Outbound to external processors

Per-event, what data leaves ZevID. Per-vendor detail in third-parties.md.

Trigger Data sent Destination Frequency
Signup, verify-OTP, password change, new-login alert, welcome email First name, email ZeptoMail Real-time, one-shot per event
Phone verification, SMS MFA E.164 phone number (without leading +), 6-digit code, brand message Termii Real-time, one-shot per event
Profile-picture upload Image bytes Cloudflare R2 bucket Real-time, on user action
Application exception Stack trace + request context (request scrubber strips body) Sentry-compatible ingest at Better Stack Real-time
Structured app logs Log lines Better Stack (Logtail) Continuous

All vendors above are confirmed wired in production (per third-parties.md). Sentry-compatible exception ingest and Logtail structured logs both point at Better Stack (the SENTRY_DSN env is the Sentry-compatible endpoint Better Stack provides; there is no separate Sentry vendor account).

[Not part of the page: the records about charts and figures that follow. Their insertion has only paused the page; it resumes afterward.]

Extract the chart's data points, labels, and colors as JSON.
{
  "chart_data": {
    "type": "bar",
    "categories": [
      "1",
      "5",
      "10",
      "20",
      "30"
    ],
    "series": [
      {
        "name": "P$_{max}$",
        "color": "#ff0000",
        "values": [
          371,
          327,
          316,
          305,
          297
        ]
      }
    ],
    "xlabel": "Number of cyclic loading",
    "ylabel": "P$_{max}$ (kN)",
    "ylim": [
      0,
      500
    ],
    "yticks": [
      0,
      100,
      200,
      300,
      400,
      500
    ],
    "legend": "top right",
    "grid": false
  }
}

Inbound from external sources

ZevID does not currently consume webhooks from external vendors. (Email + SMS providers report delivery via their own dashboards, not back into ZevID's DB.)

Internal data flows (within ZevID)

No internal replicas. ZevID runs against a single primary database. No analytics warehouse, no read replica with PII, no cross-region copy. Backups are handled by the database provider — see security.md.